Dean of New York Medical College and Hospital for Women
- In office 1914–1918

President of Brooklyn Woman's Club

Personal details
- Born: Cornelia Lucretia Chase December 16, 1863 Ottawa, Illinois, US
- Died: March 9, 1959 (aged 95) Bronxville, New York, US
- Resting place: Woodlawn Cemetery
- Spouse: Henry Livingston Brant
- Education: New York Medical College and Hospital for Women
- Occupation: Mother; Physician;

= Cornelia Chase Brant =

American physician (1863–1959)

Cornelia Lucretia Brant (December 16, 1863 – March 9, 1959) was an American medical doctor.
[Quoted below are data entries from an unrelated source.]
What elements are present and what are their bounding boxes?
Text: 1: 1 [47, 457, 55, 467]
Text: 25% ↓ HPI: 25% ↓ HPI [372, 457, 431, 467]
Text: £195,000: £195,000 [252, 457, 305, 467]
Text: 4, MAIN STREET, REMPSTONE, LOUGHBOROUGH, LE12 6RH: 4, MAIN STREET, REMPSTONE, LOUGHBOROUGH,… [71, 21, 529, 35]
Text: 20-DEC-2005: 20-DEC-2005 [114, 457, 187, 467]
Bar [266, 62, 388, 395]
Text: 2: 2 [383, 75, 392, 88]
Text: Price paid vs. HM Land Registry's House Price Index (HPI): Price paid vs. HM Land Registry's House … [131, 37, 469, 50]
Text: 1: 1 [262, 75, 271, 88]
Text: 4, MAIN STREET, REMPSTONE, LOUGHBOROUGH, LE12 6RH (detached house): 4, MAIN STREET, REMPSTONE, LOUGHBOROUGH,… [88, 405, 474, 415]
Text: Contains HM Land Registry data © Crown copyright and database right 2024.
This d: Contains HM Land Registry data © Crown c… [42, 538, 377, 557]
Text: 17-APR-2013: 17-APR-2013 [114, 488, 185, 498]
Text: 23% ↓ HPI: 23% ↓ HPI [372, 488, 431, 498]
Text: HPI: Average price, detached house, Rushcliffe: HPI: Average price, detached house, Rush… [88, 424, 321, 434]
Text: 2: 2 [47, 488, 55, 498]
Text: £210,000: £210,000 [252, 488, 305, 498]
After starting a family, she started a medical career as a mature student, graduating from the New York Medical College and Hospital for Women in 1903. She assumed the position of Dean in 1914, served as part of the Council of National Defense during the First World War, and then practiced as a GP in Brooklyn from 1918 to 1939. She was an active club woman and was the president of the Brooklyn Woman's Club.

==Early life==
She was born Cornelia "Nellie" Lucretia Chase to a Quaker family in Ottawa, Illinois on December 16, 1863. Her mother died in childbirth when she was nine and she was then brought up by three aunts in Newark, New Jersey. They ran a school for young ladies with a liberal philosophy, being friends with Susan B. Anthony and Dr Clemence Lozier, who were pioneers of women's rights. The latter had established the New York Medical College and Hospital for Women in 1863, pioneering medical education for women. This acquaintance and the male medical establishment's failure to care for women in her life established a desire to become a doctor in the young woman.

To prepare for a medical career, she went to the Packer Collegiate Institute in Brooklyn in 1881 for its junior college program. But "she had a beau" – lawyer Henry Livingston Brant – and married him on November 26, 1885 in Newark, and then focussed on bringing up her family of three children: Clifford, Hazel and Helen. Henry Brant was the heir to his father's lumber business but studied law at Princeton and then started a successful legal career, with an office on Park Row for over fifty years.

==Medical career==
In 1898, when her youngest child was seven, she persuaded her husband to allow her to start medical training. She commuted on the el train to the New York Medical College and Hospital for Women where she studied hard, graduating first in her class in 1903 with honors.

After graduating, she studied electrotherapeutics and light therapy for three years. She later specialized in physical therapy and was the president of the National Society of Therapeutics.

She became Dean of the New York Medical College and Hospital for Women in 1914. In 1915, as head of the college, she was asked to comment on the controversial Baby Bollinger case. She spoke against the eugenic ideas of Dr Haiselden, "In my opinion it is impossible for any physician to say absolutely that any human condition is beyond cure or at least improvement. It is the doctor's duty to preserve life to the last possible moment."

She joined the Cumberland Hospital in 1916 with two other women – the first women to be appointed to the staff of a public hospital in the city.

In 1917, she served on the American Women's Hospitals subcommittee of the General Medical Board of the Council of National Defense, for the purpose of mobilizing women for medical service and establishing all-women hospitals overseas.

After the First World War, she continued as a general practitioner in Brooklyn until 1939.

==Personal life and death==
She was active in the woman's club movement and was the president of both the Brooklyn Woman's Club and the Brooklyn Colony of the National Society of New England Women.

She travelled abroad every summer, visiting most countries in the world except China and India. In 1935, she spent three months in South Africa with her husband and members of the Sarasota Woman's Club. She visited Sarasota in 1936 to give an illustrated lecture to the club about the expedition.

A 309 page biography of her life, Dream Within Her Hand, was published in 1940. It was written by her daughter, Helen, with classmate and author Alice Ross Colver, who wrote over sixty other books.

Her husband Henry died in 1945 and she herself died at their home in Bronxville in 1959. She was survived by her two daughters, seven grandchildren and sixteen great-grandchildren.